In our example, after partial differentiation, we found \(f_x\) equals \(2y\) and \(f_y\) equals \(2x\). These derivatives are crucial for building the linear approximation, or linearization, of a function.

Multivariable functions are an extension of single-variable functions, incorporating two or more independent variables. These functions, such as \(f(x, y)\), require techniques from multivariable calculus to analyze.

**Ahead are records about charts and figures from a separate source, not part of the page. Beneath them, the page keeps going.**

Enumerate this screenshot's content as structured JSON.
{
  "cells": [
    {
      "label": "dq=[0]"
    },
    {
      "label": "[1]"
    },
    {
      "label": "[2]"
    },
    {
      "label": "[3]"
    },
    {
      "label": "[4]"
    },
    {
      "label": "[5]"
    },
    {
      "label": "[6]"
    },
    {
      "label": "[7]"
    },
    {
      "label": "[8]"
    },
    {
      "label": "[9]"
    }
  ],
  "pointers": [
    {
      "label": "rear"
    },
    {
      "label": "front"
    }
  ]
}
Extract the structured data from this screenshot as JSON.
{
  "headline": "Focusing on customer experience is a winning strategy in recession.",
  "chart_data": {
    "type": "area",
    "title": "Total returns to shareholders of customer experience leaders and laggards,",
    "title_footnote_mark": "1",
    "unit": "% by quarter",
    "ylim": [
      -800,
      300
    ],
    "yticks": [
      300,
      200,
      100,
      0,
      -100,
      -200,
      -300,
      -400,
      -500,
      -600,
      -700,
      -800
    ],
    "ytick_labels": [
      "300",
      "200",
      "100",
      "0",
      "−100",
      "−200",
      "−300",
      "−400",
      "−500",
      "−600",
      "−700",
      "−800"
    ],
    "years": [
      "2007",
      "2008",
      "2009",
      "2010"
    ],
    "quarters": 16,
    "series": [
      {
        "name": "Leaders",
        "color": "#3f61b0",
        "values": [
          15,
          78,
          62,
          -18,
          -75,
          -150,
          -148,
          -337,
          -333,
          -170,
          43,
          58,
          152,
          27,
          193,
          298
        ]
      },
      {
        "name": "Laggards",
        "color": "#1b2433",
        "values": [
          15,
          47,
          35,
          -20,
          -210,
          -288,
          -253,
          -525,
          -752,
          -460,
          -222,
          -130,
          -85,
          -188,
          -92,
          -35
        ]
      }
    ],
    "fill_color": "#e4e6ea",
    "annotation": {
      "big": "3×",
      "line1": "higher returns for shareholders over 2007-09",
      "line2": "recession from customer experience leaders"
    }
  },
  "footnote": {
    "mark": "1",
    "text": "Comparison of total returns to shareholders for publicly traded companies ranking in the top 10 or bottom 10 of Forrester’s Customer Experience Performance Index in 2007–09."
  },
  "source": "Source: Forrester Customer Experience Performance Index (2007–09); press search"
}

• They can describe surfaces in three-dimensional space, with \(x\) and \(y\) specifying coordinates on a plane and \(f(x, y)\) providing the height or depth from that plane.
• When analyzing these functions, tools like partial derivatives become important to understand how the function changes in different directions.
• In the exercise, \(f(x, y) = 2xy\) is a simple bilinear example where the product of the two variables determines the value.

The goal of linearization in multivariable functions is to create a linear function that closely approximates \(f(x, y)\) near a specific point. This helps simplify complex functions into manageable, linear forms that are easier to work with and understand.

Differential calculus focuses on the concept of change and is fundamental for finding linear approximations of functions. When you linearize a function, you're effectively finding its tangent plane at a specific point.

• The linearization offers an approximation that simplifies calculations and predictions near the point of interest by replacing the function with its tangent plane.
• The formula used for linearization: \[ L(x, y) = f(x_0, y_0) + f_x(x_0, y_0)(x - x_0) + f_y(x_0, y_0)(y - y_0) \]allows us to construct this linear model using partial derivatives.
• The tangent plane is significant because it best estimates the function's surface in a small area around \((x_0, y_0)\). Beyond this immediate area, however, the approximation may not hold.

In our exercise, the linearization was calculated at the point \((1, -1)\), providing a clear, simplified equation \(L(x, y) = -2x + 2y + 2\), which is easier to interpret and use than the original complex surface.